Created attachment 155114 [details] maxcpus-ignore-offline-cpus.patch
----- Additional Comments From dvhltc.com 2007-05-21 12:43 EDT ------- Ignore bogus acpi info Thomas Gleixner provided the attached patch. When I first booted with this patch I received the following in a loop: irq 9: nobody cared (try booting with the "irqpoll" option) Call Trace: [<ffffffff8106d5a4>] dump_trace+0xaa/0x32a [<ffffffff8106d865>] show_trace+0x41/0x5c [<ffffffff8106d895>] dump_stack+0x15/0x17 [<ffffffff810c50b8>] __report_bad_irq+0x38/0x87 [<ffffffff810c52cb>] note_interrupt+0x1c4/0x1fc [<ffffffff810c458d>] thread_simple_irq+0x6c/0x7e [<ffffffff810c4dc3>] do_irqd+0x14a/0x3e4 [<ffffffff81033d3a>] kthread+0xf5/0x128 [<ffffffff8105ff68>] child_rip+0xa/0x12 handlers: [<ffffffff8117736e>] (acpi_irq+0x0/0x1b) I then tried to boot with acpi=noirq and I got all the way to a login prompt. As we have seen this "nobody cared" and child_rip dump issues before - I think these are independent issues that should be tracked in their own bugs.
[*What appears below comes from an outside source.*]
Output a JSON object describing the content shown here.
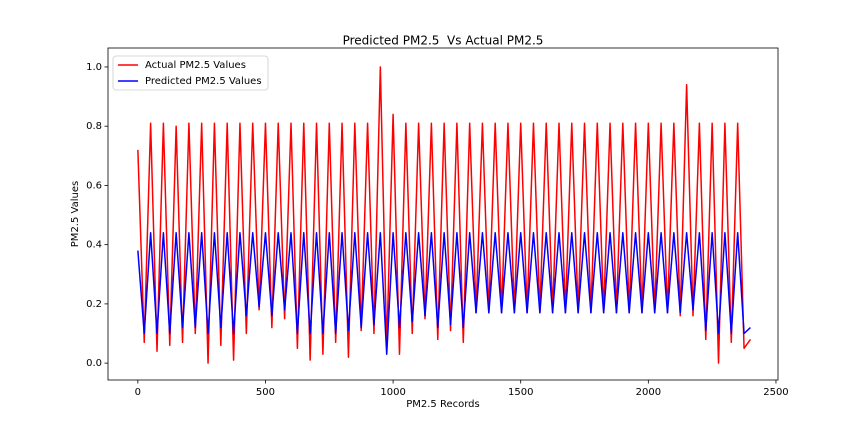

----- Additional Comments From dvhltc.com 2007-05-21 12:58 EDT ------- Ingo has included tglx's patch in 2.6.21-rt5
changed: What |Removed |Added ---------------------------------------------------------------------------- Status|ASSIGNED |FIXEDAWAITINGTEST Resolution| |FIX_ALREADY_AVAIL ------- Additional Comments From jstultz.com (prefers email at johnstul.com) 2007-05-24 13:04 EDT ------- Verified fixed in 2.6.21-14.el5rt.